Ну, хоть какая-то радость в жизни.
— Может, привал сделаем? — пропыхтел, отирая лоб, Элвин. Лицо у него приобрело нехороший багровый оттенок, короткие волосы на затылке промокли от пота. Мысленно Алекс вознес хвалу Иисусу и всем ангелам, что сжал зубы, дотерпел — и первым пощады запросил гребаный Войт. Все-таки для серьезных нагрузок одной только верблюжьей выносливости недостаточно. Нужны еще и хорошие мышцы — а хорошие мышцы здесь только у Алекса.
— Сейчас. Только поднимемся на плато, — Деверли махнула рукой вверх — туда, где серый каменистый холм сливался с голубым небом. — Если верить карте, сразу за плато спуск в долину, а там — полоса препятствий. Остановимся, отдохнем и подумаем, что с ней делать.
Прикинув взглядом расстояние до вершины, Алекс поддернул лямки рюкзака и сжал челюсти. Решительно обогнав Элвина, он широким шагом двинулся вперед — четко в фарватере Деверли. Во-первых, члены отряда должны следовать за своим лидером. А во-вторых, с этой позиции открывался роскошный вид на подтянутую задницу Деверли.

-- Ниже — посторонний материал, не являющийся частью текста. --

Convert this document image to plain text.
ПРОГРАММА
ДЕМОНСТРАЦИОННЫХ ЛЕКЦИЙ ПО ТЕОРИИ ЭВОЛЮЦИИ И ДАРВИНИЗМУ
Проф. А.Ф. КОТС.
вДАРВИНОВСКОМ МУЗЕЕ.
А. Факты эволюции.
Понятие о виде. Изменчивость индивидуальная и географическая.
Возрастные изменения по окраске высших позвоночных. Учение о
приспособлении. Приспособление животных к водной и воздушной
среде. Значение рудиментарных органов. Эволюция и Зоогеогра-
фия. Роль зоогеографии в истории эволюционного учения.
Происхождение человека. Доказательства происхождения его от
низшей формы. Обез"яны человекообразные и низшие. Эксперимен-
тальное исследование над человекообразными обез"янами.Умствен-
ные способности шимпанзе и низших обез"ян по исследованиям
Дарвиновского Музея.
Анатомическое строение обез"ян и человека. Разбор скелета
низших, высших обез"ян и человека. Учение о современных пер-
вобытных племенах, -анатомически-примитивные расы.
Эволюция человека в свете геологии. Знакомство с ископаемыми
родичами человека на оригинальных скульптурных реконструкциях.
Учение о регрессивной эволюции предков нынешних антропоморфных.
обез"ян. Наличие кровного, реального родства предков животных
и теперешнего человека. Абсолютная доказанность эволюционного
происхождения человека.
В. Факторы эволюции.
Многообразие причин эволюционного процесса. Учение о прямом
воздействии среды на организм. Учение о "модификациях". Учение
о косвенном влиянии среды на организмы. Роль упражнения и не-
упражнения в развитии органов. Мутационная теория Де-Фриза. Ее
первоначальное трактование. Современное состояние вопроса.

Если жизнь предлагает тебе шанс — бери его.
Второй раз может не посчастливиться.
Плато оказалось таким же каменистым, как и дорога к нему. Между широкими пластинами плитняка зеленели какие-то убогие растения, присыпанные лиловой пылью цветов, между ними дремали серые, как песчаные драконы, ящерицы. Завидев надвигающуюся угрозу, они бросились прочь, ныряя в широкие щели между камнями. Милосердно дождавшись, когда все желающие разбегутся, Алекс обрушил на землю рюкзак и плюхнулся рядом, запрокинув голову к солнцу. Уже перевалило за полдень, и жара стояла совершенно летняя. Сильно и резко пахло сладкими степными цветами, горькой полынью и тимьяном.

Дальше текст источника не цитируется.